È il momento favorevole
Ci siamo. Anche quest’anno è giunta la Quaresima: vi propongo qui una riflessione dei frati del Santo su come vivere al meglio questo tempo, anche in compagnia del nostro sant’Antonio. «Ecco il momento favorevole» (2Cor 6,2). Queste parole risuonano ogni anno all’inizio del tempo di Quaresima: come viverlo con frutto? Tentiamo di applicarci nel fare «qualcosa di più» del normale, per migliorarci, per diventare «più buoni», forse… ma ci rendiamo conto che i nostri sforzi non sono molto efficaci: la vita, che con le nostre mani abbiamo cercato di raddrizzare, torna spesso come prima. In realtà, la Pasqua è anzitutto dono che il Signore fa, non una nostra conquista; la prima conversione che il cristiano è chiamato a realizzare è rendersi conto che non è il proprio impegno che detta il passo nel cammino, ma il desiderio dell’incontro del Risorto.
In tal senso, il nostro compito è quello di fare spazio all’accoglienza del dono, rimuovendo gli ostacoli che la impediscono. Fin dall’antichità, un comportamento che ci orienta in questa direzione è il digiuno, la rinuncia alla soddisfazione immediata di un nostro desiderio. Si tratta di una pratica che è stata intesa in diversi modi: la privazione del cibo è senz’altro quello più comune; un altro più attuale è l’astenersi dalla televisione o da internet e dai social; oppure il digiuno degli occhi, dagli sguardi possessivi (o addirittura pornografici); infine, il digiuno dalle chiacchiere inutili o dalle parole inopportune.
Anzitutto ci accorgiamo che non si riesce a gestire questa rinuncia senza un motivo, come può essere vincere un vizio personale (ad esempio l’ingordigia o il fumo) oppure il marito o la moglie che ti dice: «Stai più sui social che con me». Ma poi: che fatica perseverare! La difficoltà, in questi casi, nasce perché si crea uno spazio libero che chiede di essere riempito, e mi scopro a vivere nella continua attesa di soddisfare la mia brama con l’oggetto desiderato. Questo è un esercizio (un’ascesi) che può far bene, perché dilata lo spazio del desiderio e ci insegna a non aver tutto subito. Se però è vissuto solo come privazione e differimento di una certa azione, non funziona: è uno sforzo nel quale mi impegno a resistere a tutti i costi… finché cedo.

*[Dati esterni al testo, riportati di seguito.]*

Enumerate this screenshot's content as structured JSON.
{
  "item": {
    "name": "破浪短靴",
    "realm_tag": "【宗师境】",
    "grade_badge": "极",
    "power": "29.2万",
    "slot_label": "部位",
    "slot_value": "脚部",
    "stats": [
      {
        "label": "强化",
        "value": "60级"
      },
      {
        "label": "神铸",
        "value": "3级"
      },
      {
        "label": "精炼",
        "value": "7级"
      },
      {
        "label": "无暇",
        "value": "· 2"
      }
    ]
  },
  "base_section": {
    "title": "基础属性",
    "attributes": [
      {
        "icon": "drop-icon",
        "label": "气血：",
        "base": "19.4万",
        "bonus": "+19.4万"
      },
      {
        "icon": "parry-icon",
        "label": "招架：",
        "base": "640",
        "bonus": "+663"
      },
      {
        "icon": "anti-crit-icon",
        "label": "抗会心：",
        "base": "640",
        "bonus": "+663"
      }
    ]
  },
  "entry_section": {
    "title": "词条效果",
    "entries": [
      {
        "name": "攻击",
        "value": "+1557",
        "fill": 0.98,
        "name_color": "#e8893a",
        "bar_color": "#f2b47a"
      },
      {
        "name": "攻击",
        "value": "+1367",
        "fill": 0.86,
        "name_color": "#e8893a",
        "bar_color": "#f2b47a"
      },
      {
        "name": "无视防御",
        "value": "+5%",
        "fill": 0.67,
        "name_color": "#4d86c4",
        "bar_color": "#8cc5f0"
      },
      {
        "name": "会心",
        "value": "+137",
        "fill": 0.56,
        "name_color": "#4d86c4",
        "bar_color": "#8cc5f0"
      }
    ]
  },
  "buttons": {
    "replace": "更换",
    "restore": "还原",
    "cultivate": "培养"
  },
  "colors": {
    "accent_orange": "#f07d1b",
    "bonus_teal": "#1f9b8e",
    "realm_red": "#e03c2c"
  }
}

Al contrario, quello spazio vuoto necessita di essere riempito con qualcos’altro, che però sazi davvero. Paradigmatica, in questo senso, è la risposta di Gesù (ripresa dalla Scrittura) al tentatore nel deserto: «Non di solo pane vivrà l’uomo, ma di ogni parola che esce dalla bocca di Dio» (Mt 4,4). Se mi privo del cibo, ho bisogno di saziarmi con un altro cibo, in termini soprattutto di relazioni vissute: condividere del tempo con un amico, prendermi cura di una persona cara, leggere un libro, dedicare uno spazio a chi non sento da tanto, mettermi in ascolto della parola del Signore. Non per niente la sapienza della Chiesa ha sempre accompagnato il digiuno con l’elemosina e la preghiera: atti che riempiono lo spazio liberato con l’attenzione verso l’altro e la relazione con Dio.
Sant’Agostino legava le tre azioni con l’immagine del volo: «Vuoi che la tua preghiera voli fino a Dio? Donale due ali: il digiuno e l’elemosina». Il percorso della Quaresima è quindi occasione per imparare a vivere più pienamente le relazioni: per questo è anzitutto necessario togliere qualcosa (che spesso è superfluo) all’io per fare spazio all’altro e alle meraviglie che Dio compie in noi. È l’esperienza che ha vissuto sant’Antonio e che si estende alla vita di tanti anche oggi; un modo per entrare in questa storia di grazia ci è offerto dalla pratica dei 13 martedì che precedono la festa del Santo: opportunità di meditazione, riflessione e preghiera alla luce della Parola di Dio e in compagnia del dottore evangelico.